Harriet was glaring at her, accusing her. Sage stared back at her, speechless. Her face had gone from pink to embarrassed red.
Harriet said casually, glancing at Ethan, “The last time that happened was when she broke up with my dad. I remember it.”
Ethan felt like his head was about to explode.
Sage muttered, “Oh, shit. Oh, shit.”
Ethan just stared at them. “So the daughter finds the mother smoking?” The urge to howl with laughter was tempting. “Since when did that switch happen? Since when did the kids call out the parents?”
Sage glared again at him.
Ethan felt for a moment he was in the twilight zone. There was something decidedly whack going on here.
“Listen, I need to…” He was going to say ‘get out of here’ but realised he was in his own place.
He glanced around. His own house. What had he been thinking moving in next to Sage?

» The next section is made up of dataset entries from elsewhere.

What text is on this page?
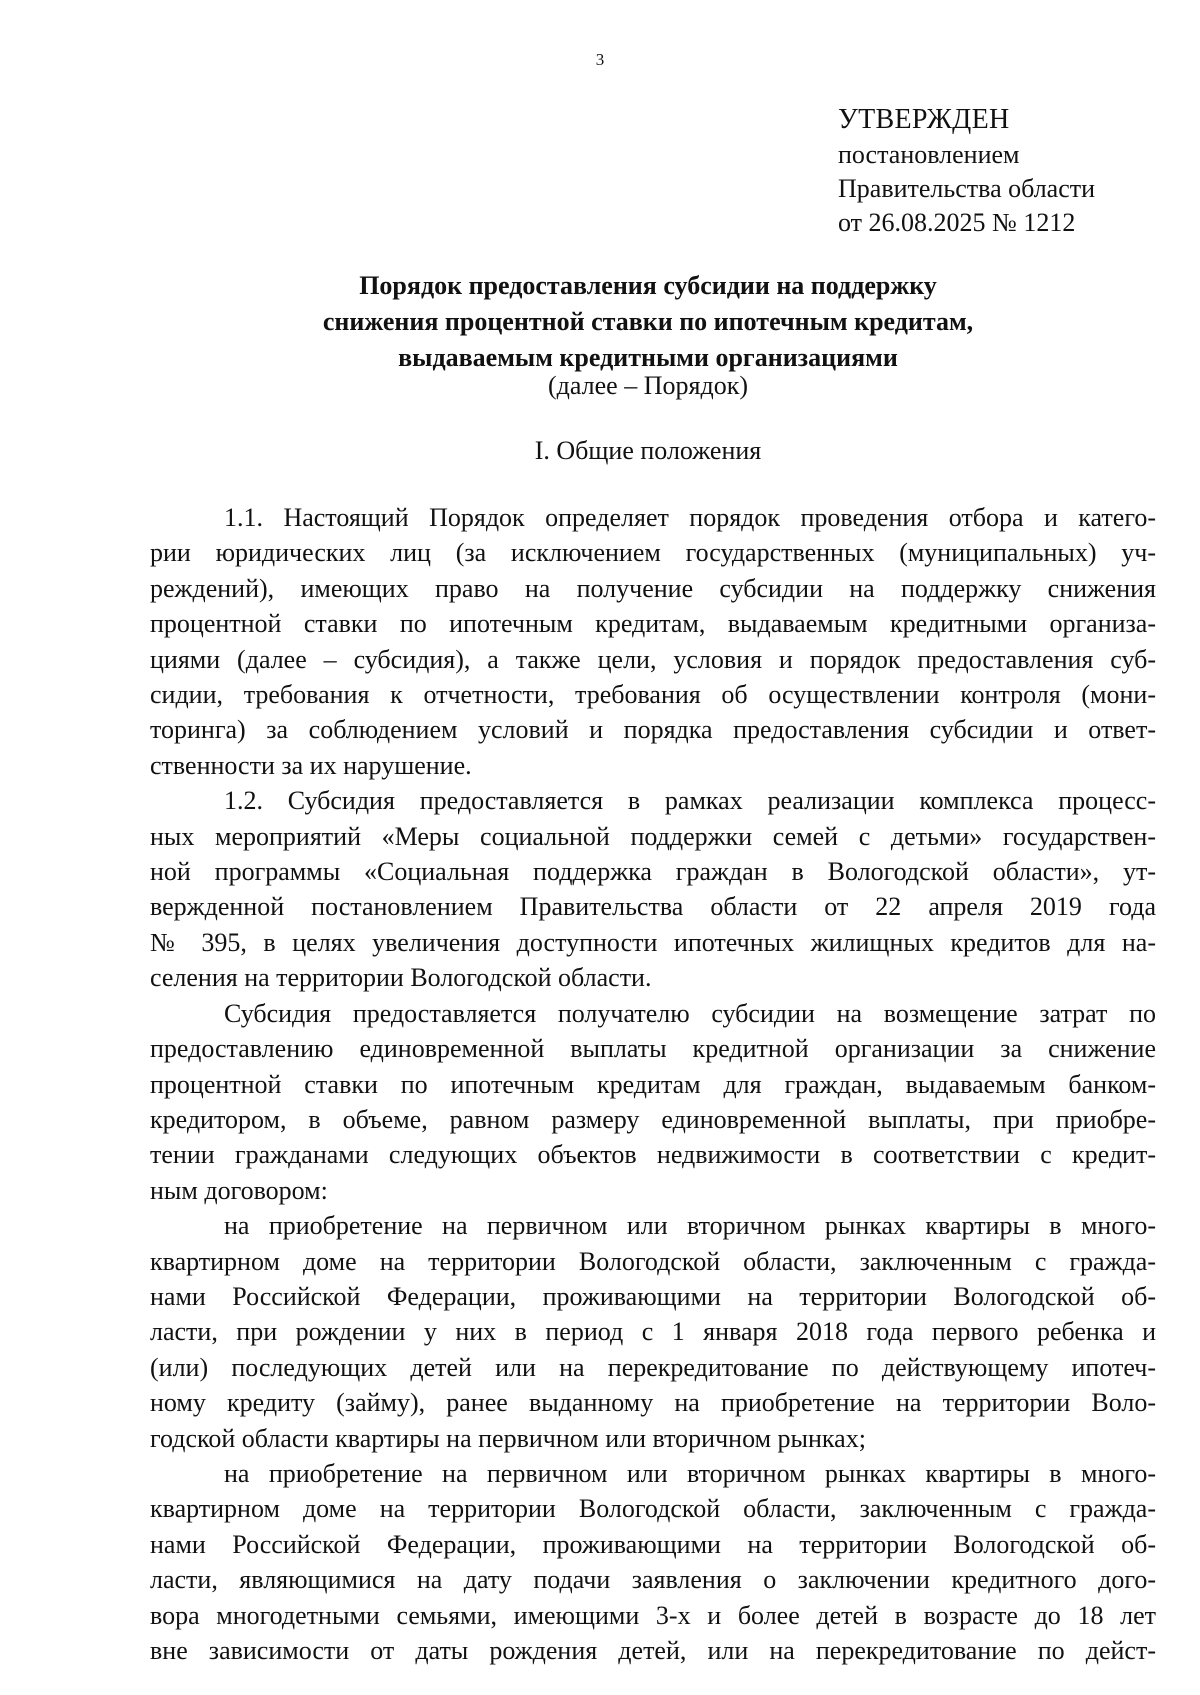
3
УТВЕРЖДЕН
постановлением
Правительства области
от 26.08.2025 № 1212
Порядок предоставления субсидии на поддержку
снижения процентной ставки по ипотечным кредитам,
выдаваемым кредитными организациями
(далее – Порядок)
I. Общие положения

1.1. Настоящий Порядок определяет порядок проведения отбора и катего-
рии юридических лиц (за исключением государственных (муниципальных) уч-
реждений), имеющих право на получение субсидии на поддержку снижения
процентной ставки по ипотечным кредитам, выдаваемым кредитными организа-
циями (далее – субсидия), а также цели, условия и порядок предоставления суб-
сидии, требования к отчетности, требования об осуществлении контроля (мони-
торинга) за соблюдением условий и порядка предоставления субсидии и ответ-
ственности за их нарушение.

1.2. Субсидия предоставляется в рамках реализации комплекса процесс-
ных мероприятий «Меры социальной поддержки семей с детьми» государствен-
ной программы «Социальная поддержка граждан в Вологодской области», ут-
вержденной постановлением Правительства области от 22 апреля 2019 года
№ 395, в целях увеличения доступности ипотечных жилищных кредитов для на-
селения на территории Вологодской области.

Субсидия предоставляется получателю субсидии на возмещение затрат по
предоставлению единовременной выплаты кредитной организации за снижение
процентной ставки по ипотечным кредитам для граждан, выдаваемым банком-
кредитором, в объеме, равном размеру единовременной выплаты, при приобре-
тении гражданами следующих объектов недвижимости в соответствии с кредит-
ным договором:

на приобретение на первичном или вторичном рынках квартиры в много-
квартирном доме на территории Вологодской области, заключенным с гражда-
нами Российской Федерации, проживающими на территории Вологодской об-
ласти, при рождении у них в период с 1 января 2018 года первого ребенка и
(или) последующих детей или на перекредитование по действующему ипотеч-
ному кредиту (займу), ранее выданному на приобретение на территории Воло-
годской области квартиры на первичном или вторичном рынках;

на приобретение на первичном или вторичном рынках квартиры в много-
квартирном доме на территории Вологодской области, заключенным с гражда-
нами Российской Федерации, проживающими на территории Вологодской об-
ласти, являющимися на дату подачи заявления о заключении кредитного дого-
вора многодетными семьями, имеющими 3-х и более детей в возрасте до 18 лет
вне зависимости от даты рождения детей, или на перекредитование по дейст-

Sage straightened. “We’ve taken up enough of your time already. Come on, Harry. Let’s go and get some lunch.”
“Maybe Ethan could join us.”
Ethan felt his stomach rumble, but he’d promised his friend Emily he’d head out to see her and her baby.
He said, “Sounds great but I’ve got plans. Got to visit an old friend. Sorry, Harriet.”
She nodded. “That’s okay. I’ve got schoolwork to do and Mum promised she’d look over it to double check it.”
“I forgot I’d promised that,” Sage admitted.
“What subject?” Ethan asked.
Harriet shuddered. “Physics.”
Ethan glanced with admiration at Sage. “That’s kind of you.” He felt a new respect for her. He’d never had parents that gave a damn about anything he did.
“In what way is me being interested in my daughter’s homework kind?” Sage asked.
“It’s physics. Not a lot of parents would do that.”
Harriet frowned. “But Mum’s the best person to do it.”
Ethan arched his eyebrows. “How so?”
Harriet shut down her phone. “Because she’s an expert.” She slotted her phone in her jacket pocket . “You know she’s got a PhD in the stuff, right?”